From a poem written during the fierce battle for Guadalcanal by US Marine Corps Private First Class Vincent Cassidy:
“Does it grieve you, Death,
that I defy you,
that I refuse to be taken by you?
Be aforehand warned
And plan it well,
If you intend my doom to spell,
For I intend to fight . . .”
And fight we will.
If anybody doubts that, turn to the words of one of the great heroes of the 20th century, one of the men who saved the civilized world, perhaps the greatest statesman who ever lived, and a man who knew America very well, Sir Winston Churchill.

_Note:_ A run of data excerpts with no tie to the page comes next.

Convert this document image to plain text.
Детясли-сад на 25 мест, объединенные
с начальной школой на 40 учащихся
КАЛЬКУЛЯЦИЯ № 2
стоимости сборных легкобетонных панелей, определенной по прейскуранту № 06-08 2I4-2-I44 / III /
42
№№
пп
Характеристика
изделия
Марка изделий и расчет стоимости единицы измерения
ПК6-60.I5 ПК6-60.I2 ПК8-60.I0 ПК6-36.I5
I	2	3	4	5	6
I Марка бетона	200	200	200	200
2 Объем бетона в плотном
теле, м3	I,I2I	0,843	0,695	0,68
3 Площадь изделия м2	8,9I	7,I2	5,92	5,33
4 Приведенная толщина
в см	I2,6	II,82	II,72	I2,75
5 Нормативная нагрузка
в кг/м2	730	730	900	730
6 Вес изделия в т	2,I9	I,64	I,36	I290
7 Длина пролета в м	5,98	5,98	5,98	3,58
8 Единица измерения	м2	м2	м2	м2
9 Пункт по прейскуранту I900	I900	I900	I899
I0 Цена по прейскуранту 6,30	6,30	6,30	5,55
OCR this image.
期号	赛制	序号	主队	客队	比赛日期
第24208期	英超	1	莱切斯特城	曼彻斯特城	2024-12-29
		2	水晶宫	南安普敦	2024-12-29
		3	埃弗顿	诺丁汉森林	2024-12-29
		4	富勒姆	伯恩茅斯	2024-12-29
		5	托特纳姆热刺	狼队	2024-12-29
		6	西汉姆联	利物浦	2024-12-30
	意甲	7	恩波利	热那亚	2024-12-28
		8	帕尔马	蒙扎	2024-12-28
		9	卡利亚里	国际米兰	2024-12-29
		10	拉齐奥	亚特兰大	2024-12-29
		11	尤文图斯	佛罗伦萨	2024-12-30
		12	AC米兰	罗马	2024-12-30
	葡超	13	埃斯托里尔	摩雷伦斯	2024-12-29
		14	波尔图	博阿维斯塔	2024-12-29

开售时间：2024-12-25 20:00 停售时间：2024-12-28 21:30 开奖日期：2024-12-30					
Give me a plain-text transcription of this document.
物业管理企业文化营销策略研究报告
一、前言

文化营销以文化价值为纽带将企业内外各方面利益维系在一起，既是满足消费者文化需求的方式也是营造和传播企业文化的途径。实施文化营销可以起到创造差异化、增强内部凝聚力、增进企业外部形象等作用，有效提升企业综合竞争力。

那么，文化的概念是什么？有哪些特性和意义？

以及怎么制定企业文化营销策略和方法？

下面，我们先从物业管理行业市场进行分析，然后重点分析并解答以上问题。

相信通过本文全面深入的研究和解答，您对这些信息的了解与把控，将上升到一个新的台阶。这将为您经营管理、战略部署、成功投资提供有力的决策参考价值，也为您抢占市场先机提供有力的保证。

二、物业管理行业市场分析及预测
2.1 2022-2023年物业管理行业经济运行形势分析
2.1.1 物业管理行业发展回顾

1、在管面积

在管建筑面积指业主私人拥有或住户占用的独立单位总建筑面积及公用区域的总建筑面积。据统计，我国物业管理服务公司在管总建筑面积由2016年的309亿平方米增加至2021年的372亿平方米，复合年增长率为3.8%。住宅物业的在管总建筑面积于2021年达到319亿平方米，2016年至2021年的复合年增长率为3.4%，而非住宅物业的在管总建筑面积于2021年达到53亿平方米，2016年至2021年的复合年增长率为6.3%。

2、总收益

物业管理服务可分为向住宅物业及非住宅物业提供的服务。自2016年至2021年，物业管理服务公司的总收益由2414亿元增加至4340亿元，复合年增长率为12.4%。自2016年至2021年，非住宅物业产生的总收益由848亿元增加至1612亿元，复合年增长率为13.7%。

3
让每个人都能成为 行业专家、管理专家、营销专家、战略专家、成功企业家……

In his volume The Grand Alliance, he eloquently describes his reaction on hearing about the December 7, 1941 attack on Pearl Harbor and the entry of America into WWII on the side of Britain:
“No American will think it wrong of me if I proclaim that to have the United States at our side was to me the greatest joy. {. . .} So we had won after all! {. . . } Silly people, and there were many, not only in enemy countries, might discount the force of the United States. Some said they were soft, others that they would never be united. They would fool around at a distance. They would never come to grips. They would never stand blood-letting. Their democracy and system of recurrent elections would paralyse their war effort. They would be just a vague blur on the horizon to friend or foe. Now we should see the weakness of this numerous but remote, wealthy, and talkative people. But I had studied the American Civil War, fought out to the last desperate inch. American blood flowed in my veins. I thought of a remark which Edward Grey had made to me more than thirty years before – that the United States is like ‘a gigantic boiler. Once the fire is lighted under it there is no limit to the power it can generate.’ Being saturated and satiated with emotion and sensation, I went to bed and slept the sleep of the saved and thankful.”